Aquel vacío sólo sirvió para aumentar su cólera. Por un momento creyó que podía oír al diablillo riéndose en alguna parte, y apartó la mirada de la sonrisa aprobadora y expectante de Zohra. Mateo se sintió casi agradecido cuando Auda ibn Jad le hizo un gesto perentorio de que acudiese a él. Volviendo la espalda a Zohra, que estaba de pie, mojada, altiva y desaliñada sobre la negra arena, Mateo caminó hasta el lugar donde Ibn Jad intercambiaba cálidos saludos con sus camaradas caballeros.

«¿Qué clase de terrible hermandad es ésta? —se preguntó Mateo, contento de tener algo hacia lo que desviar sus pensamientos—. Este hombre vendió a seres humanos en esclavitud con no mayor consideración que si se tratara de cabras. Asesinó a una inocente muchacha hundiéndole un cuchillo en el cuerpo con tan poca preocupación como si hubiese sido una muñeca. Arrojó hombres a los ghuls y contempló sus horribles sufrimientos con total indiferencia. ¡Y yo no veo más que la misma crueldad fría y desapasionada en los rostros de estos hombres que lo rodean! Y, sin embargo, ¡en sus ojos brillan lágrimas mientras se abrazan!»

—Pero ¿dónde está Catalus, mi hermano de sangre? —preguntó Auda mirando interrogativamente hacia los caballeros que lo rodeaban—. ¿Por qué no se lo ha llamado a unirse a nosotros en tan gran momento?

—Se lo llamó, Auda —dijo el Señor de los Caballeros con una voz suave y afligida—, y son tristes noticias las que debo darte, amigo mío. Catalus estaba en la ciudad de Meda, adiestrando a los sacerdotes en nuestro templo, cuando la ciudad fue atacada por tropas del emperador de Tara-kan.
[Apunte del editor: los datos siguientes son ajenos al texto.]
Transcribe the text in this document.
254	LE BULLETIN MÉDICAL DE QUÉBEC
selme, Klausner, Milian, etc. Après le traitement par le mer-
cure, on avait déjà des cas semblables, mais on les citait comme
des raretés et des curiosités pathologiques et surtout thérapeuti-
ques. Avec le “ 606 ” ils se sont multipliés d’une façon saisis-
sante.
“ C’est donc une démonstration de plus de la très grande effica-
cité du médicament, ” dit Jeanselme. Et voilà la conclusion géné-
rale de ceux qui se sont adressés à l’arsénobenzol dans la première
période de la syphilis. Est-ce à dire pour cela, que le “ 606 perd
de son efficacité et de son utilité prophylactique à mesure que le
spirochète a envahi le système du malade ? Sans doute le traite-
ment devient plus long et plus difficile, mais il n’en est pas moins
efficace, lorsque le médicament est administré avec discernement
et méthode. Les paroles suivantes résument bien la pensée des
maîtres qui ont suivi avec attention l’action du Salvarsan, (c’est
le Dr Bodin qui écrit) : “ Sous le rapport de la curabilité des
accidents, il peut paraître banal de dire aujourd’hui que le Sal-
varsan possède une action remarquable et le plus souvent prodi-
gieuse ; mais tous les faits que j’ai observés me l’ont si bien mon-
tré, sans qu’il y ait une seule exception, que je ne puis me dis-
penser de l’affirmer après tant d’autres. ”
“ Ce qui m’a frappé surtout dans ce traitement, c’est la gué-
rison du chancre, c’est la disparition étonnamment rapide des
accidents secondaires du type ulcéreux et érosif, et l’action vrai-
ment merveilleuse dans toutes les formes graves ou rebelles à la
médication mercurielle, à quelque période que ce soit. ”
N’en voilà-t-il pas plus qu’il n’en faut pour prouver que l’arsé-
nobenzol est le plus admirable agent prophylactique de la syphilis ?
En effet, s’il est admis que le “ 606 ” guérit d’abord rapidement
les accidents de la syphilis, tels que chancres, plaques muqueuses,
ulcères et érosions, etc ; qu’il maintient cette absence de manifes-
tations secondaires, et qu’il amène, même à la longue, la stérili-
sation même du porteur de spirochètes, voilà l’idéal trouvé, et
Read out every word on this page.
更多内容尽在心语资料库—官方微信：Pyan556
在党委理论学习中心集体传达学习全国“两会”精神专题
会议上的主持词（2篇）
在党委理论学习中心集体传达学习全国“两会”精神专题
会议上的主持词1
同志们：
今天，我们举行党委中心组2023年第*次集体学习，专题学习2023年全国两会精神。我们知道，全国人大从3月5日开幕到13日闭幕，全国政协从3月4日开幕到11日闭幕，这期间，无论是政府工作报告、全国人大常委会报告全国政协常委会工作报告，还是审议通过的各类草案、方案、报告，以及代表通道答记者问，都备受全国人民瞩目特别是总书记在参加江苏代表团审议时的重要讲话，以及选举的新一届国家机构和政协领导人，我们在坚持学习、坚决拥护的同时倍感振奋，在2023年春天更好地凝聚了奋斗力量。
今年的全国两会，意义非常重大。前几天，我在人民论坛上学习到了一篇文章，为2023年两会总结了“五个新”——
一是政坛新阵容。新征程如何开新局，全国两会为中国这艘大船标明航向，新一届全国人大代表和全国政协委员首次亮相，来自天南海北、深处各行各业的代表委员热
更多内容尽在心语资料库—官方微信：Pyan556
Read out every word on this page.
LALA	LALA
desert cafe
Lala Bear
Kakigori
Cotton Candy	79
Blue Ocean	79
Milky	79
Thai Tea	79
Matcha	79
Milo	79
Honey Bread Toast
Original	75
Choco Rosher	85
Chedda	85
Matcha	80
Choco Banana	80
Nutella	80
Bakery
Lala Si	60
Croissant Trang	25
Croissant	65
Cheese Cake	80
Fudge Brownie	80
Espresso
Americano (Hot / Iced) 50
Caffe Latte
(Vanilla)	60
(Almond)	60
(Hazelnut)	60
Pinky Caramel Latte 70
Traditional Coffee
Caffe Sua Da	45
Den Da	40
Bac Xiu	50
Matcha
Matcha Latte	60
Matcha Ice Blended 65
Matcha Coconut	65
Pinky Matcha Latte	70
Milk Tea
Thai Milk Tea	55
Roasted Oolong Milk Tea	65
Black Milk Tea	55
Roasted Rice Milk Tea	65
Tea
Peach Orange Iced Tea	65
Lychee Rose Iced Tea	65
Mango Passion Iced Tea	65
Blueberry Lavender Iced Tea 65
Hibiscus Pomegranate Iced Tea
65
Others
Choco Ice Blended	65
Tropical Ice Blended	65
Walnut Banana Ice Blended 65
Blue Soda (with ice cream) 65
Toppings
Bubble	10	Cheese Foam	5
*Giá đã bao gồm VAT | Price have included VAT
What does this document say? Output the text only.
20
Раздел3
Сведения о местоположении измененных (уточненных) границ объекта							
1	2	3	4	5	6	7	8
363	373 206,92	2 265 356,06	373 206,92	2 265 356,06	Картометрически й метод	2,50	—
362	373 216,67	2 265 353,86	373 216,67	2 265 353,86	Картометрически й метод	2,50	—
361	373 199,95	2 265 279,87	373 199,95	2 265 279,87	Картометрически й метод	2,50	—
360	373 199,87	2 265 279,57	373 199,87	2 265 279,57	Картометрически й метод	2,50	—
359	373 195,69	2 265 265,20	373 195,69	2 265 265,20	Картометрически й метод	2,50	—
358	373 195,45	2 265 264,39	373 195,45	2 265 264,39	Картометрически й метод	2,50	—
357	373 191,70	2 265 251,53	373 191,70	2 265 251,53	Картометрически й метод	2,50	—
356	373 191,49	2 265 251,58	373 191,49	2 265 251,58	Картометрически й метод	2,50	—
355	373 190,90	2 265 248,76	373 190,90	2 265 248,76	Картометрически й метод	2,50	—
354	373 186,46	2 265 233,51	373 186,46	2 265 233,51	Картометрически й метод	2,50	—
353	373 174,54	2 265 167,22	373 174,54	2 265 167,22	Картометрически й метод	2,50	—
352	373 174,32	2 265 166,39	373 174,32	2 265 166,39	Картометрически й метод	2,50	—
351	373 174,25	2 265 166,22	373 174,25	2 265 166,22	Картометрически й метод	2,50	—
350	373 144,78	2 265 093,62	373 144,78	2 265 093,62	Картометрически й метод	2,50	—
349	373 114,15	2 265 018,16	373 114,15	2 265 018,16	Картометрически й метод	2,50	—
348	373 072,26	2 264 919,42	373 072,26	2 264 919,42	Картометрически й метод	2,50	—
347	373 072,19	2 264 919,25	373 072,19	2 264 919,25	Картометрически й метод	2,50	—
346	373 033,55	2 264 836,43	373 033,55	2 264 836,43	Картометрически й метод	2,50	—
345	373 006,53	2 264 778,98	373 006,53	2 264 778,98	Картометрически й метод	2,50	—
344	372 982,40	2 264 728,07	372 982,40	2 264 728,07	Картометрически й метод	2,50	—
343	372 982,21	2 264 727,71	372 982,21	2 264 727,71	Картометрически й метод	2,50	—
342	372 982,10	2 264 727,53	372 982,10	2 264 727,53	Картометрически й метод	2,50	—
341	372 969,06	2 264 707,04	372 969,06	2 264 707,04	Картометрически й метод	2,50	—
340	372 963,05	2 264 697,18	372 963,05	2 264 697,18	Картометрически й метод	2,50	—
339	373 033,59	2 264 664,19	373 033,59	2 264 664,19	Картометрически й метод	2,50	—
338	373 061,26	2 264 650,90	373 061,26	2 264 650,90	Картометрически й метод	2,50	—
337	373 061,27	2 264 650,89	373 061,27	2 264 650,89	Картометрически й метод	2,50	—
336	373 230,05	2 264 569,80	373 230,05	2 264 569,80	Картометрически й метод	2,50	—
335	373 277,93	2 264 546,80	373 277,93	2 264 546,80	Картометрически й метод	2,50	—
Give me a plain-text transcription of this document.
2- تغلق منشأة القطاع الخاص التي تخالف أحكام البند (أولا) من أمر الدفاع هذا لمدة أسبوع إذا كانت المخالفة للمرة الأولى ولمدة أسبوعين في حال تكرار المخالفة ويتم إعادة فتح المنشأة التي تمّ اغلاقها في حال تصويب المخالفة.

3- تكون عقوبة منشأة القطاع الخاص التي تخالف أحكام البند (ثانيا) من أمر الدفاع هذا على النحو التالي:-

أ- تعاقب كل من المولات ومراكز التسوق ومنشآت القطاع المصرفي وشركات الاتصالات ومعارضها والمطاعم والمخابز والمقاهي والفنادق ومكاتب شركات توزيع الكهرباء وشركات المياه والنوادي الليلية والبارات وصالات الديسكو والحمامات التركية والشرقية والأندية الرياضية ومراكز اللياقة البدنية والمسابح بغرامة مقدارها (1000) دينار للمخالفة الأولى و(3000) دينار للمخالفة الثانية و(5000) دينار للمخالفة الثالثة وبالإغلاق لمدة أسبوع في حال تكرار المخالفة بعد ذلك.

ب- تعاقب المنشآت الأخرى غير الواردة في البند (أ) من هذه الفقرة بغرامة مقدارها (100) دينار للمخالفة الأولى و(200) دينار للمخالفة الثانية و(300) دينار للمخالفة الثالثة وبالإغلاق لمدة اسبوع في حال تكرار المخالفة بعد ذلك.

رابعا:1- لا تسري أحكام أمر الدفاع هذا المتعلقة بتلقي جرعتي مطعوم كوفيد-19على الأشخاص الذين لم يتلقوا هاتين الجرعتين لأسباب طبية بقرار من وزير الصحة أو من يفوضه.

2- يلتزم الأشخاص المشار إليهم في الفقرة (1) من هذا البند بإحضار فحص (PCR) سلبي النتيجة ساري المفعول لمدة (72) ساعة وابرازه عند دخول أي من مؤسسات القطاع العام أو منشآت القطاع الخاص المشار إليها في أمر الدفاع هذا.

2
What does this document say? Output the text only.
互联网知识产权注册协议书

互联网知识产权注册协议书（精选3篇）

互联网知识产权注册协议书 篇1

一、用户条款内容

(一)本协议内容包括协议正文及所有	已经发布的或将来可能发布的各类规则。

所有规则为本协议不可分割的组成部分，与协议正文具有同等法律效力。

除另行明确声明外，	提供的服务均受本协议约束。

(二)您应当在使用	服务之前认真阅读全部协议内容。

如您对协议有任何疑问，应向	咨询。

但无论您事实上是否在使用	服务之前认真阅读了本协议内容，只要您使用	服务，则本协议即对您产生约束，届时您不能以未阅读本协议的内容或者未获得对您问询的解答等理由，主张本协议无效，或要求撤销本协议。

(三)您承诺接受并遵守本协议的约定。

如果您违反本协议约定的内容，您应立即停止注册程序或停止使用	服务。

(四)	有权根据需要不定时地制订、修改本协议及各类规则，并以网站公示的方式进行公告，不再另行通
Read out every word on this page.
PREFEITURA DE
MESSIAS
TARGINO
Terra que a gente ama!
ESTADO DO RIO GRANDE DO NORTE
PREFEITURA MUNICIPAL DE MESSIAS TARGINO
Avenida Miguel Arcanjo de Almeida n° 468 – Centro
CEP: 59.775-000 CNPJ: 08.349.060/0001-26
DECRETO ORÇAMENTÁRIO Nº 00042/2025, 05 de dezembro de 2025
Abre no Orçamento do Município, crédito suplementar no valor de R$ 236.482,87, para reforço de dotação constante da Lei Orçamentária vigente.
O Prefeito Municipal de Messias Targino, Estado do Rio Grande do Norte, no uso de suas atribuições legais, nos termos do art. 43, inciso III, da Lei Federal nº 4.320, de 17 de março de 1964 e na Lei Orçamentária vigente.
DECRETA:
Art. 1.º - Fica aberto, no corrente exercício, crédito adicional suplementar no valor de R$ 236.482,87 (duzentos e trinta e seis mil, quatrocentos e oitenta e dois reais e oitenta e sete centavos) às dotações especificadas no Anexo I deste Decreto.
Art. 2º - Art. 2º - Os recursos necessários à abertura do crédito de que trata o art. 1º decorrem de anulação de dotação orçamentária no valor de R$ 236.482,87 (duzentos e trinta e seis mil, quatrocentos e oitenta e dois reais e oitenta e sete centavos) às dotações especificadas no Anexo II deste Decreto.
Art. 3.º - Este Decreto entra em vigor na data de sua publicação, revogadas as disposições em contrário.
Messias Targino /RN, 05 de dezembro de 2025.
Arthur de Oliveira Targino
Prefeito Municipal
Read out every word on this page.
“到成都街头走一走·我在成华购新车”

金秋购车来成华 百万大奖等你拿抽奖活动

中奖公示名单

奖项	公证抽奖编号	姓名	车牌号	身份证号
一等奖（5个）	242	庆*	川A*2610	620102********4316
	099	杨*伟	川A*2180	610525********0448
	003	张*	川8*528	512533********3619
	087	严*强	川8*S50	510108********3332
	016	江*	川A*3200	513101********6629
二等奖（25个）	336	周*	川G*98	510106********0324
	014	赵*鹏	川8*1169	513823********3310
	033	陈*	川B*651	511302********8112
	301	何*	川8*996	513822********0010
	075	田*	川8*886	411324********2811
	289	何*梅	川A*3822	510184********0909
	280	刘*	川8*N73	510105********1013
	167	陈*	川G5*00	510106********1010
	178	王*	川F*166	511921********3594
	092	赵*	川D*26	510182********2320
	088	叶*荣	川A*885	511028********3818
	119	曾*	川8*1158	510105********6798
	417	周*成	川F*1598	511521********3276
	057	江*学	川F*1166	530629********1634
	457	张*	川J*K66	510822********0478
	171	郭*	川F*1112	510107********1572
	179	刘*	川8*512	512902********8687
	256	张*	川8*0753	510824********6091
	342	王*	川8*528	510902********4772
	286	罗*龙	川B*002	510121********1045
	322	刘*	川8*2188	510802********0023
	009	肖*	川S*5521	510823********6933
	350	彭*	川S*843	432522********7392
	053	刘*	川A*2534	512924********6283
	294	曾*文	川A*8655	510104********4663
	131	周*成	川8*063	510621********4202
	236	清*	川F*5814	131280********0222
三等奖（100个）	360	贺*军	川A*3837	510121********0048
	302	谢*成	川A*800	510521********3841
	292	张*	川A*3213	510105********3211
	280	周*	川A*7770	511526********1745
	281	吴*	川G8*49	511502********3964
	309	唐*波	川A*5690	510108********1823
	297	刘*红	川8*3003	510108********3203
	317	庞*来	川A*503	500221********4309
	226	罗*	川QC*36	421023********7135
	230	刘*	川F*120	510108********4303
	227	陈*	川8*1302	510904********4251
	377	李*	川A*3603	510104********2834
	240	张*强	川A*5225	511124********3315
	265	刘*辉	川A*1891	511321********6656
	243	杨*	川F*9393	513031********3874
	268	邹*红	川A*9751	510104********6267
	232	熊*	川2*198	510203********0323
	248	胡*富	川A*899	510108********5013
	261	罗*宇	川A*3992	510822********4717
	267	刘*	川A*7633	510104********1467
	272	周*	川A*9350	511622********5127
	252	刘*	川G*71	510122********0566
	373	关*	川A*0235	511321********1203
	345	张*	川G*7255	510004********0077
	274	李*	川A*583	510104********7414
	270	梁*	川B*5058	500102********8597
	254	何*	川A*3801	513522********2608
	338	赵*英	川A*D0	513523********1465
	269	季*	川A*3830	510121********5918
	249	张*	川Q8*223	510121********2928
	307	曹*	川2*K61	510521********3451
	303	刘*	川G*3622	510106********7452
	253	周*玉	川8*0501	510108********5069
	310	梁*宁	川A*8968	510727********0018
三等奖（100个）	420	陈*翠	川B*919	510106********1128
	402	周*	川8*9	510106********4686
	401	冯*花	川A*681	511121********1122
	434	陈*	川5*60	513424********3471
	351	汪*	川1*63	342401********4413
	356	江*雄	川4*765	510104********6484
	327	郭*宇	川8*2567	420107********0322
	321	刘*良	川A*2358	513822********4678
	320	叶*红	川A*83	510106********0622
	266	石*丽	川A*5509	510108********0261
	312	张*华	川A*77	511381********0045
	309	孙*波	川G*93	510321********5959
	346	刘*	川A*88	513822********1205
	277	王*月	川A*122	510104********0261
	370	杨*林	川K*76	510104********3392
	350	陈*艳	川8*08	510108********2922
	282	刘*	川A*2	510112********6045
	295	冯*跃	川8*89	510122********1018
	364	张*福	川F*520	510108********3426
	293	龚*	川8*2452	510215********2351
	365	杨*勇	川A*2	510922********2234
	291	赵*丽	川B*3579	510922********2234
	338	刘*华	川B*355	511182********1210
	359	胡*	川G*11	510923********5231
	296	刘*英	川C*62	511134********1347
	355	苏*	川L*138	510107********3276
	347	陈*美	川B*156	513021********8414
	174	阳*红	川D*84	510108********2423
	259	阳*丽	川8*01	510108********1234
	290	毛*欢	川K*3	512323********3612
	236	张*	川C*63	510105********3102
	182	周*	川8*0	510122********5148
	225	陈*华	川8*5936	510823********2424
Cobardes como son, los medanos se rindieron y, de común acuerdo, ¡juraron lealtad a Quar!

—Así que ha comenzado la guerra en Bas —dijo Ibn Jad juntando las cejas mientras se oscurecían sus crueles ojos—. Oí rumores de ello cuando crucé aquellas tierras. ¿Y Catalus?

—Sabiendo que el pueblo entregaría a nuestros seguidores a las tropas del amir, ordenó a los sacerdotes que se dieran muerte a sí mismos antes de que pudiesen ser ofrecidos a Quar. Cuando llegaron las tropas, encontraron el suelo del templo inundado de sangre y a Catalus en medio de todo, con su espada ensangrentada, tras haber despachado a aquellos que tardaban demasiado en morir.